First things first, although several people reported the download of malware in the form of an apk file, we were not able to reproduce that situation. We were able though, to reproduce a very nifty full page forward from the website twitpic.com to a landing page were several tactics were used to trick the user into clicking on specific links and eventually acknowledging the purchase of a subscription worth €5 a week.
The story starts by visiting the website twitpic.com. Twitpic is a well known and frequently used platform to share pictures on twitter. Once a twitpic link is opened, the screen below appears after 3 seconds, making the average Android user think the application WhatsApp is interfering and an update for the program is available.

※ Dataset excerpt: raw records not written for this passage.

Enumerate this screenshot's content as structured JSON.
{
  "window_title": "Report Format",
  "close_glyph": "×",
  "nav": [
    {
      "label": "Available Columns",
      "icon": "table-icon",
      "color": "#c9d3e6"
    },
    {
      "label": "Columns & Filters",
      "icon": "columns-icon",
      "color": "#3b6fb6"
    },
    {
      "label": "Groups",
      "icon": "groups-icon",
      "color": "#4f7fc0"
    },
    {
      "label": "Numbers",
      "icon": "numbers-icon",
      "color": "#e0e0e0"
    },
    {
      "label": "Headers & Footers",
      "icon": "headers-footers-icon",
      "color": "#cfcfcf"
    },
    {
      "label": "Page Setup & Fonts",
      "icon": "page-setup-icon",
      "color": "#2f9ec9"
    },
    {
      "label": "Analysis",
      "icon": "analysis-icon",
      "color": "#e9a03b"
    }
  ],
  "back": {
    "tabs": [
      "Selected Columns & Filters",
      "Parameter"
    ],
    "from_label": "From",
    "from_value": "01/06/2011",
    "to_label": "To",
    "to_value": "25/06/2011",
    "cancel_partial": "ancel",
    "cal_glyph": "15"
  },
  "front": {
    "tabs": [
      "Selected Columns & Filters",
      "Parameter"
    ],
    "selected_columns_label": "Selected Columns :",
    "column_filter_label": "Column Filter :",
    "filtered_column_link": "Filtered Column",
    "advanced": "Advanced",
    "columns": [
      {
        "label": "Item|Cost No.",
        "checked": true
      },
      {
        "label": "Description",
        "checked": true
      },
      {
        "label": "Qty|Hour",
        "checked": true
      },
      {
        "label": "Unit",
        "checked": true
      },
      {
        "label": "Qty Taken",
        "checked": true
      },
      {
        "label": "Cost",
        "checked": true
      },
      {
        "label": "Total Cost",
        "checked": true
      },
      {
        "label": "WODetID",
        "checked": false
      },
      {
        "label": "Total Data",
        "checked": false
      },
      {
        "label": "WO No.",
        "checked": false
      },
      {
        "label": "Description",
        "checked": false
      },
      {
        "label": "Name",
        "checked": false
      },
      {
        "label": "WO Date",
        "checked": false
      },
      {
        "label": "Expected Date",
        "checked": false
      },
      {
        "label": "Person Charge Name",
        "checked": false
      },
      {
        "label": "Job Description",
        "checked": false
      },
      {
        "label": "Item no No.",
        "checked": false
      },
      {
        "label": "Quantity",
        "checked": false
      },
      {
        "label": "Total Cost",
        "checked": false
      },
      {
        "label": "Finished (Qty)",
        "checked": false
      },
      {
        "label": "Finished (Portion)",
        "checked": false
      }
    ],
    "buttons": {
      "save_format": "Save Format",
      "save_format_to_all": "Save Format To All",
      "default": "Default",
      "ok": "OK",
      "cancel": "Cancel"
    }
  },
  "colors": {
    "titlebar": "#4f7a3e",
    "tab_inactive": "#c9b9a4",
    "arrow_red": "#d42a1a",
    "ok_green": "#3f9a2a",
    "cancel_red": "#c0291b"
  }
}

What is actually happening?
While visiting twitpic.com the website loads a lot of ads. One of these ads is from AppNexus. This add makes a connection (in our case) to ams1.ib.adnxs.com. Which in this case, loads a page from track2.buyfaq.com/300x250.html. This supposed banner contains the following html code:
The banner loads an iFrame. This iFrame again is loaded from http://mt.moneyandroid.com/topic/mobi/mcenter.php?aid=98&ext=6
The webpage http://mt.moneyandroid.com/topic/mobi/download.php?i=[string] serves a HTTP/1.1 302 Moved Temporarily and contains the following value:
As shown in the pop-up above, WhatsApp needs an update. The domain used seems to be app-update.whatsapp.com..., very trustworthy. The "OK" button can be pressed. And a countdown will start, as shown below:
Once you click the "Download now" button the webpage below is shown.
Here in small letters your subscription is described, in top the subscription costs of 5 euro are displayed. Below it says you are a member automatically. Users that don't read carefully will just press the download button to, what they believe, install the WhatsApp update.
Once you press the "Download" button, the following page is displayed:
Your mobile number is filled in automatically and you just have to press the "Continue" button. Once the "Continue" button is pressed an SMS-text message is sent to the mobile phone containing a verification link in it. Once that link is clicked the subscription is acknowledged and you will be charged 5 euros per week.